Moving forward, our goal is to identify mutations that impact the morphology of the DVB neuron. To achieve this, we will rely on the Laplacian score once again. However, it is essential to consider the unequal representation of worms with a given genotype across different ages in the dataset. To address this issue, we will account for the uneven distribution of ages for each genotype. As an example, we will investigate the impact of deleterious mutations in the unc-25 gene. Let us first look at their distribution in the cell morphology space:
[5]:
plotly.express.scatter(x=embedding[:,0],
y=embedding[:,1],
template="simple_white",
hover_name=[m + ".swc" for m in cells],
color = [str(m) for m in metadata["unc-25"]])
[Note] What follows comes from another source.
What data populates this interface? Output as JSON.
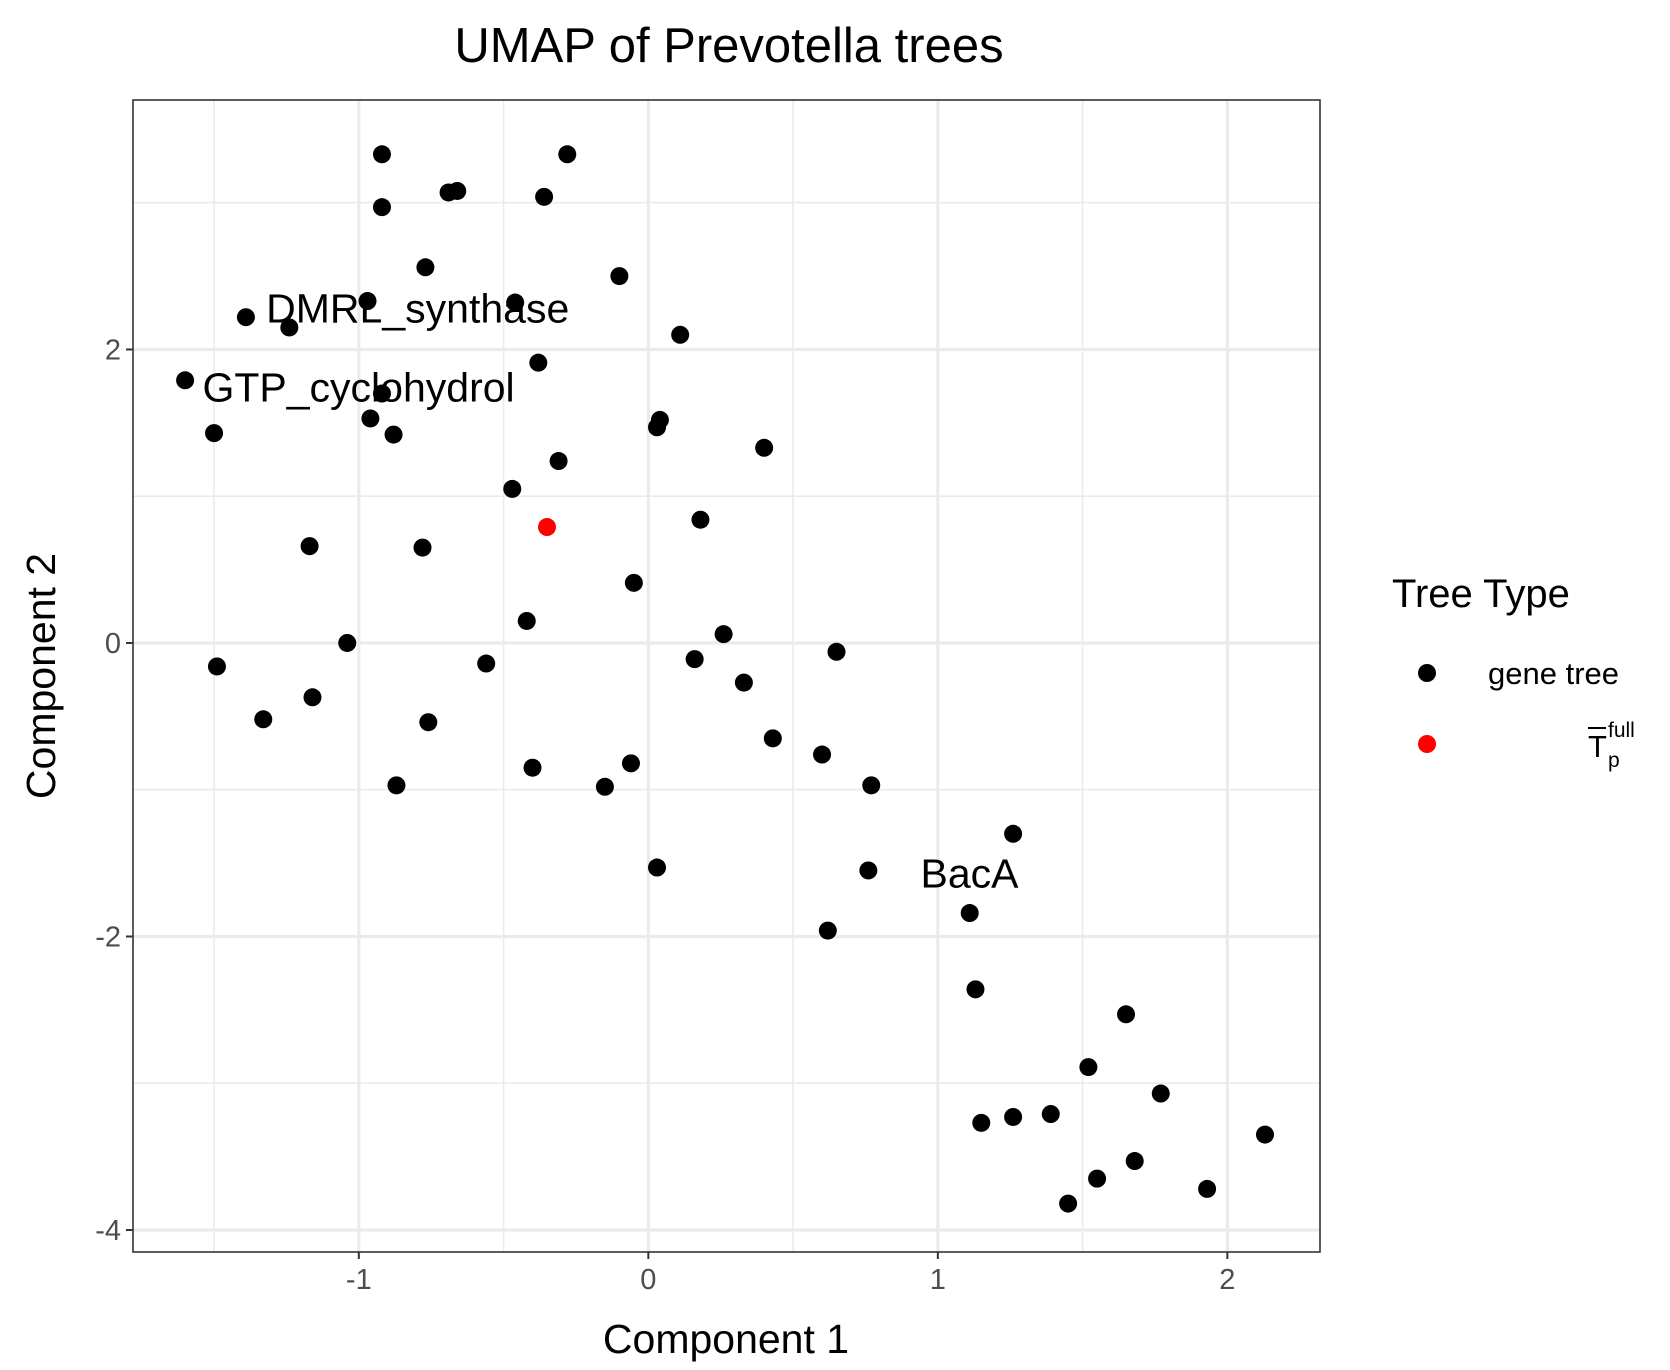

The UMAP representation reveals that cells with a deleterious mutation in unc-25 exhibit similar morphology, a finding supported by the small p-value of the Laplacian score of unc-25 in the cell morphology space:
[6]:
laplacian = pandas.DataFrame(cajal.laplacian_score.laplacian_scores(numpy.array(metadata["unc-25"]).reshape(799,1),
gw_dist,
numpy.median(squareform(gw_dist)),
permutations = 5000,
covariates = None,
return_random_laplacians = False)[0])
print(laplacian)
feature_laplacians laplacian_p_values laplacian_q_values
0 0.995076 0.0018 0.0018
However, most of the samples with a mutation in unc-25 were obrained from worms with ages 1 or 3 days:
[7]:
metadata.loc[metadata["unc-25"]==1,"day"].value_counts()
[7]:
day
1 18
3 6
Name: count, dtype: int64
This leads to the question: is the comparable morphology of neurons with a deleterious mutation in unc-25 attributed to the mutation itself or the similar age of the worms? To address this issue, we can employ the Laplacian score but treating the age of the worm as a covariate:
[8]:
laplacian = pandas.DataFrame(cajal.laplacian_score.laplacian_scores(numpy.array(metadata.iloc[:,0:11]),
gw_dist,
numpy.median(squareform(gw_dist)),
permutations = 5000,
covariates = numpy.array(metadata["day"]),
return_random_laplacians = False)[0])
laplacian.index = metadata.columns.values.tolist()[0:11]
print(laplacian)
feature_laplacians laplacian_p_values laplacian_q_values beta_0 \
nrx-1 0.996719 0.006399 0.011731 0.956887
mir-1 1.000039 0.111378 0.136128 1.026848
unc-49 0.996520 0.003599 0.007918 1.028211
nlg-1 0.994465 0.000600 0.003299 0.963889
unc-25 0.995076 0.000800 0.002933 0.939057
unc-97 0.961623 0.000200 0.002200 1.018694
lim-6 1.000994 0.297341 0.327075 1.014122
lat-2 0.994034 0.001000 0.002749 1.005568
ptp-3 0.999564 0.075985 0.104479 0.996278
sup-17 0.997842 0.015797 0.024824 1.000428
pkd-2 1.001726 0.557489 0.557489 1.000327
beta_1 beta_1_p_value regression_coefficients_fstat_p_values \
nrx-1 0.044518 0.001075 0.002150
mir-1 -0.025304 0.967517 0.064965
unc-49 -0.026688 0.972844 0.054311
nlg-1 0.037528 0.003827 0.007655
unc-25 0.062309 0.000005 0.000009
unc-97 -0.017181 0.885955 0.228091
lim-6 -0.012625 0.813719 0.372562
lat-2 -0.004112 0.613235 0.773530
ptp-3 0.005176 0.356134 0.712268
sup-17 0.001059 0.470654 0.941307
pkd-2 0.001098 0.468699 0.937398
laplacian_p_values_post_regression laplacian_q_values_post_regression
nrx-1 0.043991 0.060488
mir-1 0.030594 0.048076
unc-49 0.000800 0.003519
nlg-1 0.003999 0.010998
unc-25 0.021796 0.039959
unc-97 0.000200 0.002200
lim-6 0.159568 0.175525
lat-2 0.000800 0.003519
ptp-3 0.095181 0.116332
sup-17 0.016597 0.036513
pkd-2 0.577684 0.577684
Upon examining the table, we note that the q-value of unc-25 shifts from 0.003 to 0.04 after adjusting for the covariate effect. Consistent with this, the F-statistic suggests an impact of the covariate on the Laplacian score of unc-25, as evidenced by the low p-value of the F-statistic.